Total Variation Diminishing (TVD) method for Elastohydrodynamic Lubrication (EHL) problem on Parallel Computers

TL;DR

This paper introduces a novel TVD numerical method for elastohydrodynamic lubrication problems, utilizing a parallel solver called PAQIF to efficiently solve large-scale variational inequalities on parallel computers.

Contribution

It presents a new TVD scheme combined with PAQIF for parallel computation of EHL problems, extending to 2D cases with efficient domain splitting.

Findings

Validated the method's accuracy on serial and parallel computers.

Demonstrated improved computational efficiency for large-scale EHL problems.

Extended the approach to two-dimensional cases with effective domain splitting.

Abstract

In this article, we offer a novel numerical approach for the solution of elastohydrodynamic lubrication line and point contact problems using a class of total variation diminishing (TVD) schemes on parallel computers. A direct parallel approach is presented by introducing a novel solver named as projected alternate quadrant interlocking factorization (PAQIF) by solving discrete variational inequality. For one-dimensional EHL case, we use weighted change in Newton-Raphson approximation to compute the Jacobian matrix in the form of a banded matrix by dividing two subregions on the whole computation domain. Such subregion matrices are assembled by measuring the ratio of diffusive coefficient and discrete grid length on the domain of the interest.

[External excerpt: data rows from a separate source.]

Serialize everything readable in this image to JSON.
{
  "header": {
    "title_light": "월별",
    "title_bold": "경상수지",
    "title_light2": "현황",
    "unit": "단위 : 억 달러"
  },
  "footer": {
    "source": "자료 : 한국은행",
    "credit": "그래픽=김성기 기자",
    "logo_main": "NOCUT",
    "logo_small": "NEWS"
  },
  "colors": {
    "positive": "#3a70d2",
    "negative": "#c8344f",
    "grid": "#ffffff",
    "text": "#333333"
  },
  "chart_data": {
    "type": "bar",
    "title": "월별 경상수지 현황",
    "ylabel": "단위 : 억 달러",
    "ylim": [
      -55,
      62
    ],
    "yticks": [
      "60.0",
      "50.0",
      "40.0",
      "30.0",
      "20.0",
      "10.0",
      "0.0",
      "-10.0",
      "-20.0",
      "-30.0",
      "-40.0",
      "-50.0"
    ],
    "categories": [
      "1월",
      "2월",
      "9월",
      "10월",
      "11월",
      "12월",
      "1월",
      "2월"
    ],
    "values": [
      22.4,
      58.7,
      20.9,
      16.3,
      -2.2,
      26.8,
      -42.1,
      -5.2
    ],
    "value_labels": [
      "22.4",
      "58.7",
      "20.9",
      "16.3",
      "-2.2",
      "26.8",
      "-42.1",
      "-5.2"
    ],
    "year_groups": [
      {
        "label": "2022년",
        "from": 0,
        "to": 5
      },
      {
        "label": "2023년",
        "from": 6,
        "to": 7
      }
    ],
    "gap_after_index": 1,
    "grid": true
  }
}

The banded matrix is then processed to parallel computers for solving discrete linearized complementarity system using PAQIF algorithm. The idea is easily extended in two-dimensional EHL case by taking appropriate splitting in x and y alternating directions respectively. Numerical experiments are performed and analyzed to validate the performance of computed solution on serial and parallel computers.